I thought the 3-2 victory over Colombia was one of the most exciting matches I'd ever seen. All 5 goals were great goals. You know it takes a great effort to get one by on Penedo, and Colombia had 2 such great efforts. And the 3 Panamá goals were textbook. Number 1: on a foul kick, Medina sends the ball into the middle in front of the goal, where Phillips puts in the perfect header just past the goalie's hands. Number 2: Luis Moreno makes the perfect centering pass, and all Dely Valdes has to do is stretch his leg in and tap the ball into goal. Number 3: Tejada takes the ball and charges up the middle, drawing two defenders in; at the last moment he passes to Phillips, who had been running alongside and showed the whole world why he is called 'Paton' (big kick/leg) with the perfectly placed crossing strike.

But Sunday's Final was one of the best soccer games I have seen, period. Both teams gave it their all. The U.S. came out strong and took Panamá out of its ball-control game. Panamá adapted midway through the half, taking out a midfielder and adding an extra striker. The U.S. had trouble with this unexpected new look, and Panamá looked the better team throughout the second half and in the extra periods. Both teams had clear scoring opportunities. Panamá perhaps had the better opportunities, with Dely Valdes' attack bouncing off the crossbar and Tejada's backwards bicycle kick in traffic missing by only a few inches. DaMarcus Beasley had a clear opportunity for the U.S. as well, but Penedo stopped everything the U.S. sent his way. (And later an exhausted Beasley practically limped off the field for a substitute.) It was a matched that rivalled some of the best World Cup matches I have seen. (And I have to wonder how differently it would have ended if 'Paton' Phillips, called by some the heart and soul of Panamá's team, had been available to play in the Final.)
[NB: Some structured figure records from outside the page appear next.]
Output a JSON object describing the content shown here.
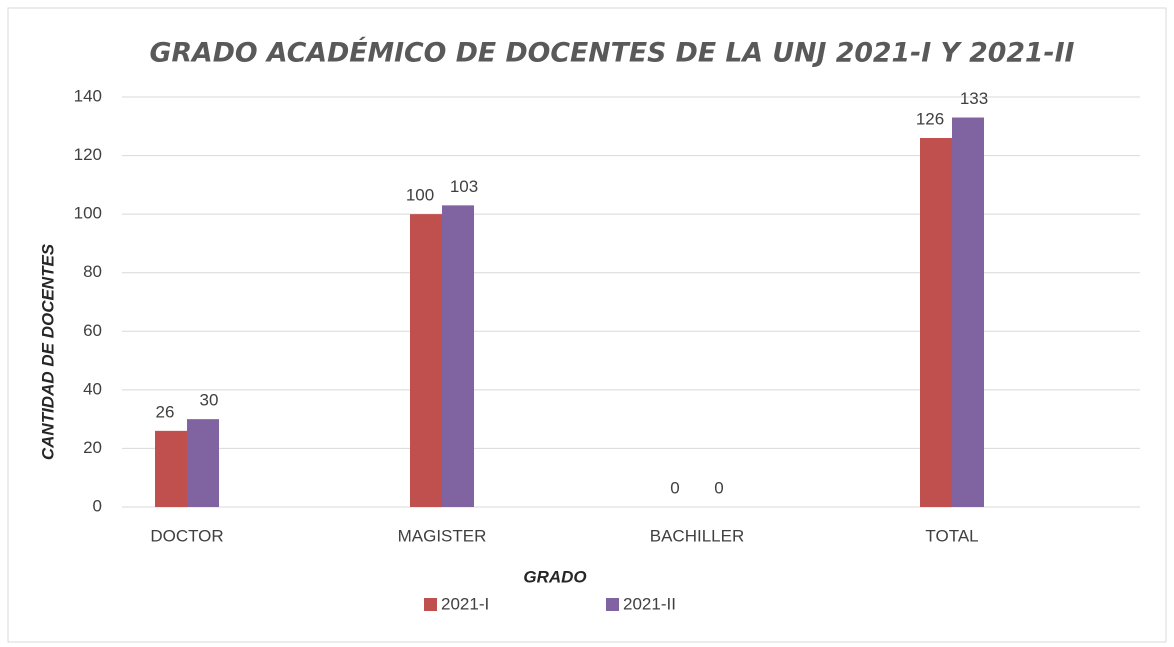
{
  "chart_data": {
    "type": "bar",
    "title": "GRADO ACADÉMICO DE DOCENTES DE LA UNJ 2021-I Y 2021-II",
    "x_label": "GRADO",
    "y_label": "CANTIDAD DE DOCENTES",
    "categories": [
      "DOCTOR",
      "MAGISTER",
      "BACHILLER",
      "TOTAL"
    ],
    "series": [
      {
        "name": "2021-I",
        "color": "#c0504d",
        "values": [
          26,
          100,
          0,
          126
        ]
      },
      {
        "name": "2021-II",
        "color": "#8064a2",
        "values": [
          30,
          103,
          0,
          133
        ]
      }
    ],
    "ylim": [
      0,
      140
    ],
    "yticks": [
      0,
      20,
      40,
      60,
      80,
      100,
      120,
      140
    ],
    "grid": true,
    "legend": "bottom"
  }
}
Panamá's efforts did not go unnoticed. Penedo was named the Gold Cup's best goalkeeper, Tejada was named the Gold Cup's best player, and 3 Panamanians(Baloy, Tejada, Penedo), more than any other nation, were named to the Gold Cup All-Star Team. Panamá, by virtue of advancing to the Final, jumped to 83 on FIFA's global ranking, its highest position ever, and will probably jump to the top 50 as a result of its impressive showing against the 6th-ranked US. The next round of World Cup qualifying starts in September, and Panamá is now being talked up as one of the favorites to qualify from CONCACAF along with the U.S. and Mexico.

Panamá's style is to control the ball and tempo of the game with their midfielders, led by Medina, and attack relentlessly. They tend to attack up the middle, which is unusual, but have the skill and speed to bring it up the sides as well. Their weakness has been scoring — they create many opportunities but convert a low percentage of them … more now that Tejada has joined the team — and defense — Baloy is a tremendous defender, making fantastic sweeps and always marking an opponent, but the rest of the defense sometimes looks confused. Their strength is their midfield, their aggressiveness, and their goalkeeper. Another strength, one that was remarked upon by the Univision commentators, is their cohesiveness and team play. 'Che Che' Hernandez has done a tremendous job fostering a team ethic. I would be surprised if Panamá did not qualify for the World Cup and would not be surprised if they emerged from the first round in Germany next summer.

¡Viva Panamá! The Red Tide surges onwards!